If the second fan is installed at the opposite side of the case, then it should blow in the opposite direction of the PS fan. E.g. it the PS fan exhausts air, the second fan installed in the lower front part of the case should blow in. If both fans are sucking air out, then they would both try to create a vacuum inside the case, and there would be no real air flow.

Graphic showing do's and don'ts of fan placement

Another thing that should be mentionned is that if there are aeration holes in your case right next to the secondary fan, then it can sometimes be helpful to close these holes (for example using duct tape), because otherwise you'll also have a small "air flow short circuit".

These suggestions might seem a bit trivial to you. However, I've seen many incorrectly installed fans, so these tips might still be useful. The basic rule when installing fans is - as always - "use common sense".

A word about BTX case cooling

The BTX specifications, unlike the ATX specs, were designed from the beginning on to meet the cooling requirements of components with a high power dissipation.

As a rule, fans located at the front of a BTX case should blow fresh air into the case, and fans located at the rear should exhaust air. The orientation of the CPU fan should match this air flow direction (it should blow towards the back of the case).

Which fan should I chose? What about performance and noise?

Case fans come in many flavours. Usually, they are 80x80mm big; but there are also a few 92x92mm models available. If your case has a preparation for a secondary fan, make sure you buy a fan that has the right size for it. For more information regarding the correct choice of fans, consult the fan information page here on The Heatsink Guide.

If you feel shocked by the huge amount noise after installing your case fan, then this might often be improved by putting spacers between the fan and your case (less air turbulences, eliminates "vacuum cleaner effect"). Special rubber spacers are available, which additionally decouple the fan from the case, so that vibrations from the fan motor are not transferred to the case and thus amplified.

If your fan isn't temperature controlled, you can greatly reduce noise by adding a custom temperature control.
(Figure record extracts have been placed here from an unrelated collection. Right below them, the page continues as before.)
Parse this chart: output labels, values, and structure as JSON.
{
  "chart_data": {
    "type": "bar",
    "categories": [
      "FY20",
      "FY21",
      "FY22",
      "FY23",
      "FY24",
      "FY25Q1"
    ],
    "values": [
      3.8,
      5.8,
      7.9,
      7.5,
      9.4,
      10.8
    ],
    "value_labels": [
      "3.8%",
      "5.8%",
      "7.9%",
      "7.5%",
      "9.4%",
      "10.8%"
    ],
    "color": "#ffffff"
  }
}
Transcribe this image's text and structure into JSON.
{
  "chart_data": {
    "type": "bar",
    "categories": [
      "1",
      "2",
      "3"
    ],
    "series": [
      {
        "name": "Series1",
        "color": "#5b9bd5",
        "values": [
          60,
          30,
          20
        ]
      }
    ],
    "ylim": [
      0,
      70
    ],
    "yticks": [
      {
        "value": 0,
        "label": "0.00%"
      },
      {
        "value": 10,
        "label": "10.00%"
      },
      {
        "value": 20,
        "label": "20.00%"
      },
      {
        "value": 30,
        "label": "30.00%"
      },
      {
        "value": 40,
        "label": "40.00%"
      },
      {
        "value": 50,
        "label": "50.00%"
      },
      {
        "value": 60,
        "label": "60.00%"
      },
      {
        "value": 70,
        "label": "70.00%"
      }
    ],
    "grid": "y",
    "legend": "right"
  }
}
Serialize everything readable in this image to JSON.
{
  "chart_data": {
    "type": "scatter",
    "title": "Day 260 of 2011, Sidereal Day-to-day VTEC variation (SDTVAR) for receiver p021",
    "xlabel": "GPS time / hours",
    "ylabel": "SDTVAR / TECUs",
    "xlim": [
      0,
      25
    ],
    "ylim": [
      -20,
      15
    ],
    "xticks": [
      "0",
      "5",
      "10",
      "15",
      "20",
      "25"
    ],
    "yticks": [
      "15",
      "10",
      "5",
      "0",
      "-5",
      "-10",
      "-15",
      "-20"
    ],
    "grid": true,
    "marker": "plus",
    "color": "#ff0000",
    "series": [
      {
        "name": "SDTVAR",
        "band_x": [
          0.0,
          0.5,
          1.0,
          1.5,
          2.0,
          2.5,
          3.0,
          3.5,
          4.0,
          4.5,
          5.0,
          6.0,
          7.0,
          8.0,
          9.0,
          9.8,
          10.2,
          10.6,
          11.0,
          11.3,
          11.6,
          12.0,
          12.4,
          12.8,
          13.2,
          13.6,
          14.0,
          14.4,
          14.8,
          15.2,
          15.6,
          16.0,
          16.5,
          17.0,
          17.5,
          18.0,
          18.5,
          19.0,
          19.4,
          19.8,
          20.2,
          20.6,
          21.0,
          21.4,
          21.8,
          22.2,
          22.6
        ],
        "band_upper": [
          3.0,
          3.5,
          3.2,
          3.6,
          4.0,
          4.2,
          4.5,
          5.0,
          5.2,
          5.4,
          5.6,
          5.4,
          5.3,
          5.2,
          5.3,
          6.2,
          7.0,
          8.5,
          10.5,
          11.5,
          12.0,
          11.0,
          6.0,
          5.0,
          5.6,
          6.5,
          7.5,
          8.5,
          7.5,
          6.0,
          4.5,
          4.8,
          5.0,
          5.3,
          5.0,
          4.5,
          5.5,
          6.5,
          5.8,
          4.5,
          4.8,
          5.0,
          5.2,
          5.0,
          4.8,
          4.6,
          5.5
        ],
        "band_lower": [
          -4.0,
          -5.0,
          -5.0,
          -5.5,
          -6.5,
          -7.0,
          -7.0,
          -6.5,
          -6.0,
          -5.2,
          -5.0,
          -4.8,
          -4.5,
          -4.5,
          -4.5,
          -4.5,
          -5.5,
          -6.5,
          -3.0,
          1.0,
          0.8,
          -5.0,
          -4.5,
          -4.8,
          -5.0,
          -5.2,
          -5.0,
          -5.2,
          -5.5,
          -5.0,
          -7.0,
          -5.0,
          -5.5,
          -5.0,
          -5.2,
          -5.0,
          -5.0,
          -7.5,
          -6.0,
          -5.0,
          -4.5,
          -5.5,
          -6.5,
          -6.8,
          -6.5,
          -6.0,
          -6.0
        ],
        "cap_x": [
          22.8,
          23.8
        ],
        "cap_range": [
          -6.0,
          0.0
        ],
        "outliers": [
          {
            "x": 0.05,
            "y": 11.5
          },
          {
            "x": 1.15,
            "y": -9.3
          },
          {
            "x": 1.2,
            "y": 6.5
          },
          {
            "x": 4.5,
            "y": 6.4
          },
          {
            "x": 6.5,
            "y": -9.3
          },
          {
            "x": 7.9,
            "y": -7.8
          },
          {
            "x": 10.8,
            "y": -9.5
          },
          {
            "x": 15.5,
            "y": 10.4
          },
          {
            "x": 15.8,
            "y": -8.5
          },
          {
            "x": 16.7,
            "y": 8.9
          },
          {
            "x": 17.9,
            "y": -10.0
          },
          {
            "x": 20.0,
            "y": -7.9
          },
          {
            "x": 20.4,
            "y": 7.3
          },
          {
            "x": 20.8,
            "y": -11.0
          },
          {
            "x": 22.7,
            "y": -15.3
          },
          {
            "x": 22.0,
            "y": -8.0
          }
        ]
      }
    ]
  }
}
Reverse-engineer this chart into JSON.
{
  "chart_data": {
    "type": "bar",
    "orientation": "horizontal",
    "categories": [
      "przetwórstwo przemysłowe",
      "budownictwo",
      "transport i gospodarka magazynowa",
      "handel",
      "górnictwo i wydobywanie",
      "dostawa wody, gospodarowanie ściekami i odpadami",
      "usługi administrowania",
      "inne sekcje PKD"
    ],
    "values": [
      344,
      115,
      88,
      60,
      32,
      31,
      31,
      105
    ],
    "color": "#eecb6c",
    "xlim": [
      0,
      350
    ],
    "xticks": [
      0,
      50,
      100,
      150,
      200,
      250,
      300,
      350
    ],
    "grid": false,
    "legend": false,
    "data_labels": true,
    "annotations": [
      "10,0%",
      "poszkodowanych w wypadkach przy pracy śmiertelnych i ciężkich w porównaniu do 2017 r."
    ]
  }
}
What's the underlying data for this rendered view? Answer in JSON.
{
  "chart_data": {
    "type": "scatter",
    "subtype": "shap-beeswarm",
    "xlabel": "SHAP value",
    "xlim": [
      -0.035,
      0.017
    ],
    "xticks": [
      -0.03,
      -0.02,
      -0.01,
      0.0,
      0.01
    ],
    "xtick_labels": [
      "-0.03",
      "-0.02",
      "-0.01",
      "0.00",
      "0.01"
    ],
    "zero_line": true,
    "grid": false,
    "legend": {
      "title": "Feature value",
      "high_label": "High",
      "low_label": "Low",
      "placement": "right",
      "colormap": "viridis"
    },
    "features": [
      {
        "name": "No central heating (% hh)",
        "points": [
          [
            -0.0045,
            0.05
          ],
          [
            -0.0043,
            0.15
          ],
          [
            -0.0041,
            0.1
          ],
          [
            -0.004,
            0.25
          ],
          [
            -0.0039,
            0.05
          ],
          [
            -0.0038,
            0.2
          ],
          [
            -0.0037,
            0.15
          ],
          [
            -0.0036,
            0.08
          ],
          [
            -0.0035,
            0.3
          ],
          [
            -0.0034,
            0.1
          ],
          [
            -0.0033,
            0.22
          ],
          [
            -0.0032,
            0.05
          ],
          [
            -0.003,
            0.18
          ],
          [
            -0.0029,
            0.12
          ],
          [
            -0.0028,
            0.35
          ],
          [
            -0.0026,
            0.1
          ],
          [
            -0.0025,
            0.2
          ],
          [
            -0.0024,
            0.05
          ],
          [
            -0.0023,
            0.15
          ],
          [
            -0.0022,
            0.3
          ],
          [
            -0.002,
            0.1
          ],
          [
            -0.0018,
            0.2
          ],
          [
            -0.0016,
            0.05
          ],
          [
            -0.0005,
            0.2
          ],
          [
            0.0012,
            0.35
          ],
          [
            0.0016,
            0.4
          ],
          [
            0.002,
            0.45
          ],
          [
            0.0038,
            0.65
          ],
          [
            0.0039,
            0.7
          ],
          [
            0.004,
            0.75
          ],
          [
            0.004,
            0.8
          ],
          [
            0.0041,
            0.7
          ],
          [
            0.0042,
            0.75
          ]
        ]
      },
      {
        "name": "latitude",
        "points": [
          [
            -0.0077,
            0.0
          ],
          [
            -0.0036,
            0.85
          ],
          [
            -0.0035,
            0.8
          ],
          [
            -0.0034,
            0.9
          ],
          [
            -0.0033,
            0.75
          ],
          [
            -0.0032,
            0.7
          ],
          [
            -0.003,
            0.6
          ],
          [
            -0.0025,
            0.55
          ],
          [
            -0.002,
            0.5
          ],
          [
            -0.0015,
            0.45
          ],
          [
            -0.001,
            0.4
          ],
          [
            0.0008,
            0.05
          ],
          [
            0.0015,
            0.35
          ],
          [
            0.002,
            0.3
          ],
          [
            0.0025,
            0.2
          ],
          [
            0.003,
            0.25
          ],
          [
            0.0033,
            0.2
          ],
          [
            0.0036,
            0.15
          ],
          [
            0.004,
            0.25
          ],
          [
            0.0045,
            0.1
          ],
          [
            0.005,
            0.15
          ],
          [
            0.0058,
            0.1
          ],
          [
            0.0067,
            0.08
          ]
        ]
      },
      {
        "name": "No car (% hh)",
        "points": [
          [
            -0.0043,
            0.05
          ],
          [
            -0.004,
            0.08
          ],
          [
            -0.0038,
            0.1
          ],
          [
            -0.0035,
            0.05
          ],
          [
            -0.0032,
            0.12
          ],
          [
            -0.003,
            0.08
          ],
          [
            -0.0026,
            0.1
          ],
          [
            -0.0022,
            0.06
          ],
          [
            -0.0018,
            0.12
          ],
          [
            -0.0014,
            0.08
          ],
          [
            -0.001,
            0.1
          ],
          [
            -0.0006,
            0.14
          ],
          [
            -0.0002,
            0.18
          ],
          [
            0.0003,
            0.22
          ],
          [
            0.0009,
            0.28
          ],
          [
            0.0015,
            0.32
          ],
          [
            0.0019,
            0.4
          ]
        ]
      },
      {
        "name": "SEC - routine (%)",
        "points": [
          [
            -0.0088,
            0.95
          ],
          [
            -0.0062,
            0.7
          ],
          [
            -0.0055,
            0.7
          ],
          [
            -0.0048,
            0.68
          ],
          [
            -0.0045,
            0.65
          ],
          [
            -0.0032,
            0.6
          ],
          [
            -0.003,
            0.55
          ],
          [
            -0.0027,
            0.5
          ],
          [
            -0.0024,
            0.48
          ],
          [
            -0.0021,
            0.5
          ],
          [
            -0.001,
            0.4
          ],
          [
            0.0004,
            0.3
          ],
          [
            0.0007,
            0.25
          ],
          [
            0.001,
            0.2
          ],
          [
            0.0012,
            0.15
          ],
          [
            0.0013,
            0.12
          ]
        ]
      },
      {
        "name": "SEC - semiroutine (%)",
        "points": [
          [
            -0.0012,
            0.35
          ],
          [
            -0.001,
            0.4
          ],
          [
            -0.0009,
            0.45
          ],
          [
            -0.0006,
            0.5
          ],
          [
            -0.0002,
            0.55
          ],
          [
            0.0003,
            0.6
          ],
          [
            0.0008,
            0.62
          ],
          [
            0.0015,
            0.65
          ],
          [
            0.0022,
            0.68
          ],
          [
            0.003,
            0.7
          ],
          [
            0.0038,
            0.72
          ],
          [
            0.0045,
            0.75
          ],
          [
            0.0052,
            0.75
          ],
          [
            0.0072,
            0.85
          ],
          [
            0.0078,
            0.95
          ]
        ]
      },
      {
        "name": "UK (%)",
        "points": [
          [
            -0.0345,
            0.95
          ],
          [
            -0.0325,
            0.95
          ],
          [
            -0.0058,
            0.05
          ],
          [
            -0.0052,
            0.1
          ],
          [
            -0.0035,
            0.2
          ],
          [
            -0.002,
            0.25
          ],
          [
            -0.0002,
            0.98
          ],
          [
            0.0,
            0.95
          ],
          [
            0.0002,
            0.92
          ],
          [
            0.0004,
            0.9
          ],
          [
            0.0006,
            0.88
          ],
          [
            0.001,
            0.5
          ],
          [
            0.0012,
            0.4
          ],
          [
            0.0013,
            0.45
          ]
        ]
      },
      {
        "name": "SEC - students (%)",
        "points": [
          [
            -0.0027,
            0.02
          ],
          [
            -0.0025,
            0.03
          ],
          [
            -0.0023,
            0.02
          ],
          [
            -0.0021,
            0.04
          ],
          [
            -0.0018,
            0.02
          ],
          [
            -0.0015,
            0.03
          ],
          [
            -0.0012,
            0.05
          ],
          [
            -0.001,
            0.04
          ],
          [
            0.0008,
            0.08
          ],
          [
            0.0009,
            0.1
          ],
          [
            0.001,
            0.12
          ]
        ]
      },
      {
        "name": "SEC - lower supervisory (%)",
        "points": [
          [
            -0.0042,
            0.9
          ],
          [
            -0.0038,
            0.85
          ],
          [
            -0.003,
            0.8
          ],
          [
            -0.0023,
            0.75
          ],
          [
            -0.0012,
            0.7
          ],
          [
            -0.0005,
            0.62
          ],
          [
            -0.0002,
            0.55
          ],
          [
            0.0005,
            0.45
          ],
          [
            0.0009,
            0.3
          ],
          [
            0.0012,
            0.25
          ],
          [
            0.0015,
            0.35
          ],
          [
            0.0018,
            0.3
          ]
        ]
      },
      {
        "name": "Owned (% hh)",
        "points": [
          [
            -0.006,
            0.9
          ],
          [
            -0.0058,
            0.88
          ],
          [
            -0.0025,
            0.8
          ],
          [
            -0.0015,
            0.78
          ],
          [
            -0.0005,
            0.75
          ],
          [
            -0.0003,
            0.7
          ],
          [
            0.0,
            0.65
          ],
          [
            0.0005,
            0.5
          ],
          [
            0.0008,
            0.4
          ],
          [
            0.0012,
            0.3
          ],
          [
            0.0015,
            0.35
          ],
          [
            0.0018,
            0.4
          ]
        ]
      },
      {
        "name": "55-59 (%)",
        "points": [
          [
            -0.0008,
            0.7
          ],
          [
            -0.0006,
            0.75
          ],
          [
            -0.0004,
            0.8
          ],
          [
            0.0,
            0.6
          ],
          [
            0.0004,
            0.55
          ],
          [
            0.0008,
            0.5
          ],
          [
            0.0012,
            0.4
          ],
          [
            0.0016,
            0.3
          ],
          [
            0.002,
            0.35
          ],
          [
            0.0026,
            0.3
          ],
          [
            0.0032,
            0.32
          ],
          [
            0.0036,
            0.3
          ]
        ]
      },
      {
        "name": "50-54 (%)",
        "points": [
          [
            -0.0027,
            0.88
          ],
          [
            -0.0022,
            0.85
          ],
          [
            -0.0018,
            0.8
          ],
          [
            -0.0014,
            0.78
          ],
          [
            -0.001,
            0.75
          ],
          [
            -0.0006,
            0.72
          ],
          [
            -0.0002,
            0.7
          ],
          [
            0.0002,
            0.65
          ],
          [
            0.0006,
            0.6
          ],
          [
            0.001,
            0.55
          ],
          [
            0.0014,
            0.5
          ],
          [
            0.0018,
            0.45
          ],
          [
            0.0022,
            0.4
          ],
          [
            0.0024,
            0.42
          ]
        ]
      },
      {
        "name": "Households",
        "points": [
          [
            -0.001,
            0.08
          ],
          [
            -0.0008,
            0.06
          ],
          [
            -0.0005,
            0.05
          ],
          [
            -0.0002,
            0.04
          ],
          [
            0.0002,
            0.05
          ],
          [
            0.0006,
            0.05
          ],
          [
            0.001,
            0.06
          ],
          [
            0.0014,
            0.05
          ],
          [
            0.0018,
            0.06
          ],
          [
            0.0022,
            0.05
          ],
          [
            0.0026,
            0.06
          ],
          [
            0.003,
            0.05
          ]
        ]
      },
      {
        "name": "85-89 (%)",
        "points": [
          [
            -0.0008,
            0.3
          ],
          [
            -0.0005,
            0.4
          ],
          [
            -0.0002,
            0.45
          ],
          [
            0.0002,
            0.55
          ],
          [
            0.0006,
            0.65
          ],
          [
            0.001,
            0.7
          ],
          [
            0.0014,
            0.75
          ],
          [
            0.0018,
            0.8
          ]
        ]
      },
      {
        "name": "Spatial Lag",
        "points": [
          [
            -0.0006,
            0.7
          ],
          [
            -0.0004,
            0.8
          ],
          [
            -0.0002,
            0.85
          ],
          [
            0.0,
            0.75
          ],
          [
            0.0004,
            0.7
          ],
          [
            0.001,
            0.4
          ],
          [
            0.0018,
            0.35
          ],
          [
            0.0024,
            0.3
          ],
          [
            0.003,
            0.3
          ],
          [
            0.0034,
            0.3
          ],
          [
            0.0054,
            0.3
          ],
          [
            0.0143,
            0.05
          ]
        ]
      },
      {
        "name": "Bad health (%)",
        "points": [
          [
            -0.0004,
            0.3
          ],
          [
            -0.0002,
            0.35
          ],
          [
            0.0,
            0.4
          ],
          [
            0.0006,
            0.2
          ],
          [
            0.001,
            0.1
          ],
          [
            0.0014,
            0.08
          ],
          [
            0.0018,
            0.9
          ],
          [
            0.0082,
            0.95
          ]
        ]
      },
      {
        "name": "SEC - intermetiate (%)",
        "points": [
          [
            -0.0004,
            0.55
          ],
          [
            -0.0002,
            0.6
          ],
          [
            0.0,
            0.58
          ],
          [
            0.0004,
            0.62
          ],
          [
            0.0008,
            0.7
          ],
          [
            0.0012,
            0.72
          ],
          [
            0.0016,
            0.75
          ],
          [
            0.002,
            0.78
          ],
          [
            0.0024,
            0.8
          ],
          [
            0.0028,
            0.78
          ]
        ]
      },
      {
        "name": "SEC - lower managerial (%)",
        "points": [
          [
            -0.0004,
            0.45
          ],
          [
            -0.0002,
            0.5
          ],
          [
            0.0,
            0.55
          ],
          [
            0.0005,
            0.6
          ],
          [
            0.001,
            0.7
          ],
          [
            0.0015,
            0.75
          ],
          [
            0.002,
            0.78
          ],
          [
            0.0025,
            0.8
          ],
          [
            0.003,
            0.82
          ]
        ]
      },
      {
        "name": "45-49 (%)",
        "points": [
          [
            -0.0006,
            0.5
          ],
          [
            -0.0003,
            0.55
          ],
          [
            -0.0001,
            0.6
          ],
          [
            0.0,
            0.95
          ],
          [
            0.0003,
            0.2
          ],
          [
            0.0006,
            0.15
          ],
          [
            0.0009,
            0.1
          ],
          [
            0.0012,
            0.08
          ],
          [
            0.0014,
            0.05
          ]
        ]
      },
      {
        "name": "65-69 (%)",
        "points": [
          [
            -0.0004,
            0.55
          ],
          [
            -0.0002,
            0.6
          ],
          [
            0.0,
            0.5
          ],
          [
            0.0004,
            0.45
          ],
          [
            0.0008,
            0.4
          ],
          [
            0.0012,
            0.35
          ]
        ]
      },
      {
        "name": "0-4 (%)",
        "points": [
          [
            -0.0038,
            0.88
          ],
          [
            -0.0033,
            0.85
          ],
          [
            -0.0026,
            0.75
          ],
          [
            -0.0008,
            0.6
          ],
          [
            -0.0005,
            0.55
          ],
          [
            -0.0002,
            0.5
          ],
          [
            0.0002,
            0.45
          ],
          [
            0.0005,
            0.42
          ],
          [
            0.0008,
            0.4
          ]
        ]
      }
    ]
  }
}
What is a "Fan Duct System"?

A fan duct, as the name suggests, is a tube that will lead cooling air on a precise path through your case. Advantages of fan ducts include:

Larger computer manufacturers frequently use fan ducts as part of the cooling concept of their computers. Some PC cases found on the retail market come with retractable (telescopic) fan ducts, used in conjunction with a ventilation hole on the side of the case (also known as "blowhole").

Building your own fan duct can be an efficient no-cost solution for improving your PC's cooling. The image below shows a selfmade fan duct, built only from used packaging material (the clear plastic), and duct tape (now you know why it's called duct tape!).

Selfmade fan duct

This simple and cheap construction helped lower case, CPU, and hard drive temperature by several degrees. This setup uses a CPU cooler which exhausts air from the CPU heatsink; the air duct leads the hot air to the ventilation hole in the case, so that CPU heat is directly removed from the case.

For overclocking a CPU, where low CPU temperature has the top priority, a different configuration is more advisable, where the fan sucks fresh air from the outside to the CPU. Note that the best orientation of your CPU fan's air flow (suck/blow) also depends on the design of your CPU heatsink.

Another method for building a simple, yet effective air duct is to attach a plastic tube to a blower (e.g. NBM/Radio Shack Ball Bearing Blower). The blower can be located outside of the case, and the tube is ajusted to blow fresh air there where cooling is needed the most. This allowes very targeted cooling of components like graphics cards.